How agents can start ConstantCoder for a user
A clear path for software-buying agents and AI assistants that need to understand, recommend, and start ConstantCoder for a user's engineering workspace.
Key takeaways
- ConstantCoder is built to be understandable by humans and software-buying agents.
- Agents should use the public product pages, llms files, discovery endpoint, and OpenAPI spec to evaluate fit.
- A workspace can begin automation after user consent, email verification, billing, repository connection, and scoped API key creation.
The product in one sentence
ConstantCoder is an AI engineering team for software businesses. It helps teams turn repository work, backlog items, maintenance tasks, and product implementation requests into supervised autonomous coding jobs.
The product is designed for teams that want more engineering output without turning every task into a manual coding session. Humans still control review, repository access, billing, approvals, and production decisions.
How an agent should evaluate fit
An agent evaluating ConstantCoder should first decide whether the user has a software repository, a real engineering backlog, and a willingness to connect repository access through an external provider such as GitHub.
The best-fit user is a founder, CTO, engineering manager, or software team that wants continuous implementation, maintenance, test repair, or architecture support. The product is not a general chatbot. It is an autonomous coding system with workspace setup, agents, jobs, run timelines, and review controls.

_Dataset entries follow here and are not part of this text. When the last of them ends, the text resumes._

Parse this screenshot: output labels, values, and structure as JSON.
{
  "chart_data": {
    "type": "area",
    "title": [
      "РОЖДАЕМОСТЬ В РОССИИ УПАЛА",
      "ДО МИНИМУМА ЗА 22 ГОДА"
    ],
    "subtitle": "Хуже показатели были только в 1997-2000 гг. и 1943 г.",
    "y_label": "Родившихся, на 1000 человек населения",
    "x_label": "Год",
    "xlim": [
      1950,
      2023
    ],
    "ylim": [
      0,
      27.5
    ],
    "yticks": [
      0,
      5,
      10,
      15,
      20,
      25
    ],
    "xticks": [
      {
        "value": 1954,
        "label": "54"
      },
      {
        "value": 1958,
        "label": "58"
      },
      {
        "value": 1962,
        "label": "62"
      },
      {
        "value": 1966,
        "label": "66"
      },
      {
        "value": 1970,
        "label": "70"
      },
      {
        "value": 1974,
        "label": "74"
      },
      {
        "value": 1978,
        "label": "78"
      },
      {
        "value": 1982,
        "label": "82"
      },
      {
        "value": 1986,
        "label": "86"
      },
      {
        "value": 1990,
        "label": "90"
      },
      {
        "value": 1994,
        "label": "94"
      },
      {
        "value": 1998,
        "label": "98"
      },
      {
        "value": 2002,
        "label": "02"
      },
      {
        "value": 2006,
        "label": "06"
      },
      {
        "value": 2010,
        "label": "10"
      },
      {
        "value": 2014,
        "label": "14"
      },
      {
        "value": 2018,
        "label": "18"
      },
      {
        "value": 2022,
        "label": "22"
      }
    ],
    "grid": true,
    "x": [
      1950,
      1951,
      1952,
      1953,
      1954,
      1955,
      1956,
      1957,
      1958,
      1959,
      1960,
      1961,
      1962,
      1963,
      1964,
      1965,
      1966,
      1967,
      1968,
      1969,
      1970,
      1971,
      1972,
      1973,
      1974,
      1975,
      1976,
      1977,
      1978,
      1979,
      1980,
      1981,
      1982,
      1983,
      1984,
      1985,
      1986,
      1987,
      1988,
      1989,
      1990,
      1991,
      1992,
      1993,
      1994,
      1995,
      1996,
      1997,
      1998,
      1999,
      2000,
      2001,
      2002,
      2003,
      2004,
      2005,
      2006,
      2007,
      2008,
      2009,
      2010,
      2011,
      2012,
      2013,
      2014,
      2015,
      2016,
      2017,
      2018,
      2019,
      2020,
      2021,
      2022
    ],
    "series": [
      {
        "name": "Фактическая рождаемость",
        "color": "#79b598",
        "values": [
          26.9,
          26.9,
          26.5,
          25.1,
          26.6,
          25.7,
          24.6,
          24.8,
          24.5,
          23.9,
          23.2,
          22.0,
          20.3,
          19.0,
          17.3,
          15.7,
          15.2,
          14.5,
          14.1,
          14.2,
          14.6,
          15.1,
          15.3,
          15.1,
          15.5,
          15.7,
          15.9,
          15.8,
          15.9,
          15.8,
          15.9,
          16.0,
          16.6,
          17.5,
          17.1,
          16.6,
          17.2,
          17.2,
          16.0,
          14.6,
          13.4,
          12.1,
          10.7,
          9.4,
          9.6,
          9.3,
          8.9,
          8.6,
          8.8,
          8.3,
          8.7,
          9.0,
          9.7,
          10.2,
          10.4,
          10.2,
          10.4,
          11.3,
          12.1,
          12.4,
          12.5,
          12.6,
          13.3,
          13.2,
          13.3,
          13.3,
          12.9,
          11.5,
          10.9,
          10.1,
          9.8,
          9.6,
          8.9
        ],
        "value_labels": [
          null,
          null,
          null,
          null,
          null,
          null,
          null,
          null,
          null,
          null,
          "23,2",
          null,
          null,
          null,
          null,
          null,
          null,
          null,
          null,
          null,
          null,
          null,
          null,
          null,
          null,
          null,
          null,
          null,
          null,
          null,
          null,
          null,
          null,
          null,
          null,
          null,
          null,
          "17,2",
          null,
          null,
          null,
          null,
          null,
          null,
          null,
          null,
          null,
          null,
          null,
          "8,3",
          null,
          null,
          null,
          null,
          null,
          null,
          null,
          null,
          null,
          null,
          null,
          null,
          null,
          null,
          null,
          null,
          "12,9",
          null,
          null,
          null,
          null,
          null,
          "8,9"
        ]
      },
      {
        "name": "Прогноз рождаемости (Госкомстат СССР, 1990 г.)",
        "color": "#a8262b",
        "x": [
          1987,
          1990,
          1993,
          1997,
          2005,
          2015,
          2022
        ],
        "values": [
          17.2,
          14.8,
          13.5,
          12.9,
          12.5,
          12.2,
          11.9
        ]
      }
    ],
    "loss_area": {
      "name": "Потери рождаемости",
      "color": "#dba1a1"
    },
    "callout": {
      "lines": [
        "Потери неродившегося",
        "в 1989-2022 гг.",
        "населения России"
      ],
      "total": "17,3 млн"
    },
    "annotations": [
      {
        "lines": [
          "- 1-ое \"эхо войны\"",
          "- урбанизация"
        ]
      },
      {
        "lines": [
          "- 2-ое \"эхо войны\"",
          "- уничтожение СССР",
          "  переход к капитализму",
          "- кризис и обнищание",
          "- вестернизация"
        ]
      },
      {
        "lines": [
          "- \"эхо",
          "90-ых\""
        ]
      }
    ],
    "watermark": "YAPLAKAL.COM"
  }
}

How signup and purchase should work
A buying agent should not bypass user consent. The user should approve account creation, workspace creation, repository access, and payment. ConstantCoder's self-service flow expects email verification before workspace automation can begin.
After account and workspace setup, automation access requires a successful paid Stripe invoice for the current billing period. Once billing is active, the workspace can mint scoped API keys, connect repositories, configure build settings, create agents, and submit jobs.
The API-first path
Agent developers should start with the ConstantCoder discovery metadata and OpenAPI specification. The typical path is: fetch discovery metadata, review the OpenAPI spec, sign up, verify email, create a workspace, complete payment, wait for the successful paid invoice, create a workspace API key, connect GitHub, sync repositories, create an agent, create a job, and monitor job events.
This path is intentionally explicit. It gives agents a machine-readable way to understand what they can do while keeping billing, repository consent, and review decisions under the user's control.